There’s something odd about the reports describing Mark Conditt, the now-deceased suspect in a serial bombing spree that killed two and injured five people in Austin, Texas. I can’t quite put my finger on it, but maybe you’ll see a pattern here:
Go ahead and heave a deep sigh. You know this is nothing new. Even supposedly progressive media outlets divide mass murderers into brown terrorists and “mentally ill” white folks. They vilify the unarmed black victimsof police shootings while rationalizing officers’ actions. But it’s especially irresponsible to sweep a killer’s toxic worldview under the rug when both hate crimes and gun massacre casualties are on the rise. It’s a cowardly abdication of civic duty for a police chief to say Conditt was spurred by “challenges in his personal life” and for the Washington Post to claim there is “no evidence” of “radicalization” in blog posts where he argued that gay people are aberrations who do not have human rights. It’s flat-out wrong how the Parkland shooter’s fondness for swastikas, Trump, and horrible social media threats toward Jews and people of color were largely overlooked by the press, and that headlines described a school shooter in Maryland as “lovesick” over a run-of-the-mill romantic rejection.
It’s not hard to see the complexity in people, which is why the aftermath of these fatal paroxysms always includes quotes from friends and family that paint the perpetrator as smart, gentle, shy, and kind. These shocked reactions are completely understandable, and they’re part of the narrative — but far from the entire story. Just one day after Conditt blew himself up in a car, leaving behind a 25-minute video confession as authorities closed in, Austin’s interim police Chief Brian Manley said, “[W]e’re never going to be able to put a [rationale] behind these acts.” Why the hell not? Did anyone try? It’s a bizarre comment seeing as we’re still shoveling out from under a lot of misinformation spread in past weeks and poring over Conditt’s list of future targets for connections. The rush to declare him effectively normal and his actions random (whereas, for example, anti-fascist protesters are “violent,” “intolerant,” and “radical”) is altogether disturbing.
There’s another wrinkle for the Austin case, however: If Conditt’s stated politics weren’t as extreme as, say, Nikolas Cruz’s, does that make them irrelevant? We have a hard enough time recognizing widespread right-wing terrorism in the U.S. for what it is; we’re kidding ourselves if we think we can dismiss Conditt’s homophobic, anti-abortion, pro-capital punishment writings as symptoms apart from his orchestration of a one-man assault on a major city that happens to be the big blue oasis in a blood-red state. Maybe, because so many in the current governing and pundit class are pushing those same ideas, it feels impolite to point this out. Well, fuck that — if he’d shared a single Bernie Sanders meme on Facebook, we wouldn’t hear the end of it. This guy openly worried that putting sex offenders on a registry might prevent them from “making friends.” We have zero obligation to overlook any such scrap of his personal philosophy.
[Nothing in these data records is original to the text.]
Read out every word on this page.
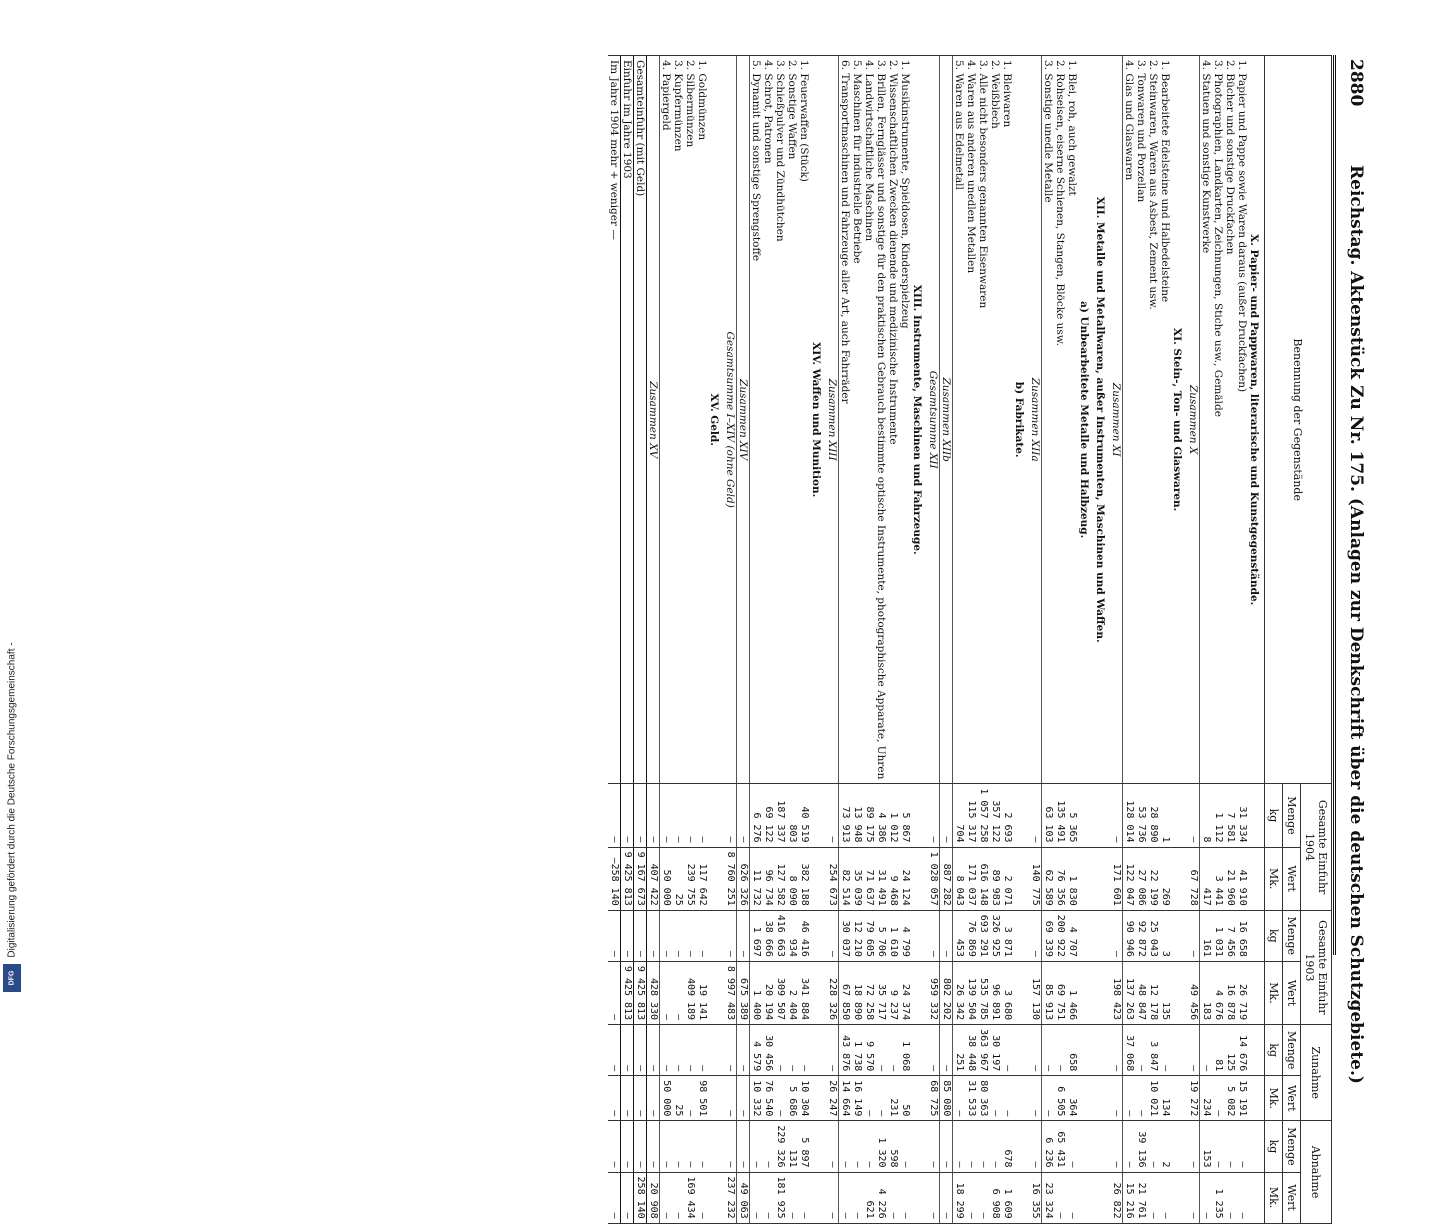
Digitalisierung gefördert durch die Deutsche Forschungsgemeinschaft -
DFG
2880
Reichstag. Aktenstück Zu Nr. 175. (Anlagen zur Denkschrift über die deutschen Schutzgebiete.)
Benennung der Gegenstände	Gesamte Einfuhr 1904		Gesamte Einfuhr 1903		Zunahme		Abnahme	
	Menge	Wert	Menge	Wert	Menge	Wert	Menge	Wert
	kg	Mk.	kg	Mk.	kg	Mk.	kg	Mk.
X. Papier- und Pappwaren, literarische und Kunstgegenstände.								
1. Papier und Pappe sowie Waren daraus (außer Druckfachen)	31 334	41 910	16 658	26 719	14 676	15 191	—	—
2. Bücher und sonstige Druckfachen	7 581	21 960	7 456	16 878	125	5 082	—	—
3. Photographien, Landkarten, Zeichnungen, Stiche usw., Gemälde	1 112	3 441	1 031	4 676	81	—	—	1 235
4. Statuen und sonstige Kunstwerke	8	417	161	183	—	234	153	—
Zusammen X	—	67 728	—	49 456	—	19 272	—	—
XI. Stein-, Ton- und Glaswaren.								
1. Bearbeitete Edelsteine und Halbedelsteine	1	269	3	135	—	134	2	—
2. Steinwaren, Waren aus Asbest, Zement usw.	28 890	22 199	25 043	12 178	3 847	10 021	—	—
3. Tonwaren und Porzellan	53 736	27 086	92 872	48 847	—	—	39 136	21 761
4. Glas und Glaswaren	128 014	122 047	90 946	137 263	37 068	—	—	15 216
Zusammen XI	—	171 601	—	198 423	—	—	—	26 822
XII. Metalle und Metallwaren, außer Instrumenten, Maschinen und Waffen.								
a) Unbearbeitete Metalle und Halbzeug.								
1. Blei, roh, auch gewalzt	5 365	1 830	4 707	1 466	658	364	—	—
2. Rohseisen, eiserne Schienen, Stangen, Blöcke usw.	135 491	76 356	200 922	69 751	—	6 505	65 431	—
3. Sonstige unedle Metalle	63 103	62 589	69 339	85 913	—	—	6 236	23 324
Zusammen XIIa	—	140 775	—	157 130	—	—	—	16 355
b) Fabrikate.								
1. Bleiwaren	2 693	2 071	3 871	3 680	—	—	678	1 609
2. Weißblech	357 122	89 983	326 925	96 891	30 197	—	—	6 908
3. Alle nicht besonders genannten Eisenwaren	1 057 258	616 148	693 291	535 785	363 967	80 363	—	—
4. Waren aus anderen unedlen Metallen	115 317	171 037	76 869	139 504	38 448	31 533	—	—
5. Waren aus Edelmetall	704	8 043	453	26 342	251	—	—	18 299
Zusammen XIIb	—	887 282	—	802 202	—	85 080	—	—
Gesamtsumme XII	—	1 028 057	—	959 332	—	68 725	—	—
XIII. Instrumente, Maschinen und Fahrzeuge.								
1. Musikinstrumente, Spieldosen, Kinderspielzeug	5 867	24 124	4 799	24 374	1 068	50	—	—
2. Wissenschaftlichen Zwecken dienende und medizinische Instrumente	1 012	9 468	1 610	9 237	—	231	598	—
3. Brillen, Fernglässer und sonstige für den praktischen Gebrauch bestimmte optische Instrumente, photographische Apparate, Uhren	4 386	31 491	5 706	35 717	—	—	1 320	4 226
4. Landwirtschaftliche Maschinen	89 175	71 637	79 605	72 258	9 570	—	—	621
5. Maschinen für industrielle Betriebe	13 948	35 039	12 210	18 890	1 738	16 149	—	—
6. Transportmaschinen und Fahrzeuge aller Art, auch Fahrräder	73 913	82 514	30 037	67 850	43 876	14 664	—	—
Zusammen XIII	—	254 673	—	228 326	—	26 247	—	—
XIV. Waffen und Munition.								
1. Feuerwaffen (Stück)	40 519	382 188	46 416	341 884	—	10 304	5 897	—
2. Sonstige Waffen	803	8 090	934	2 404	—	5 686	131	—
3. Schießpulver und Zündhütchen	187 337	127 582	416 663	309 507	—	—	229 326	181 925
4. Schrot, Patronen	69 122	96 734	38 666	20 194	30 456	76 540	—	—
5. Dynamit und sonstige Sprengstoffe	6 276	11 732	1 697	1 400	4 579	10 332	—	—
Zusammen XIV	—	626 326	—	675 389	—	—	—	49 063
Gesamtsumme I–XIV (ohne Geld)	—	8 760 251	—	8 997 483	—	—	—	237 232
XV. Geld.								
1. Goldmünzen	—	117 642	—	19 141	—	98 501	—	—
2. Silbermünzen	—	239 755	—	409 189	—	—	—	169 434
3. Kupfermünzen	—	25	—	—	—	25	—	—
4. Papiergeld	—	50 000	—	—	—	50 000	—	—
Zusammen XV	—	407 422	—	428 330	—	—	—	20 908
Gesamteinfuhr (mit Geld)	—	9 167 673	—	9 425 813	—	—	—	258 140
Einfuhr im Jahre 1903	—	9 425 813	—	9 425 813	—	—	—	—
Im Jahre 1904 mehr + weniger —	—	—258 140	—	—	—	—	—	—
What’s really frightening in this last wave of sensational killings is that the coverage accepts the murderousness of these young men as both unpredictable and inevitable: Boys will be boys, and feeding off the internet’s conservative bile in 2018 is no red flag. Surely none of them drew inspiration from the race-baiting, feminist-bashing, everyone’s-coming-to-get-us mindset that dominates reactionary forums and YouTube channels. Fox News may run white supremacist shows, but white supremacy is mainstream, so whattaya gonna do? The messaging on Mark Conditt, James Fields and other charged or suspected terrorists with murky right-leaning ideology, has a distinct undercurrent of “better get used to it” that suggests a disinterest in the lives they led before the AR-15s and tripwire explosives. That won’t help us pin down root causes, and it certainly won’t discourage the next “normal” kid to follow in their bloody footsteps.
But yeah, go ahead: Let them be relatable. Tell us how bad they had it in school, or while adjusting to adulthood. Give us a way to excuse their unholy actions. Above all, destroy the correlation between the rhetoric of “American Carnage” and those who actually carry it out. Put another bandage on another wound without bothering to clean it first.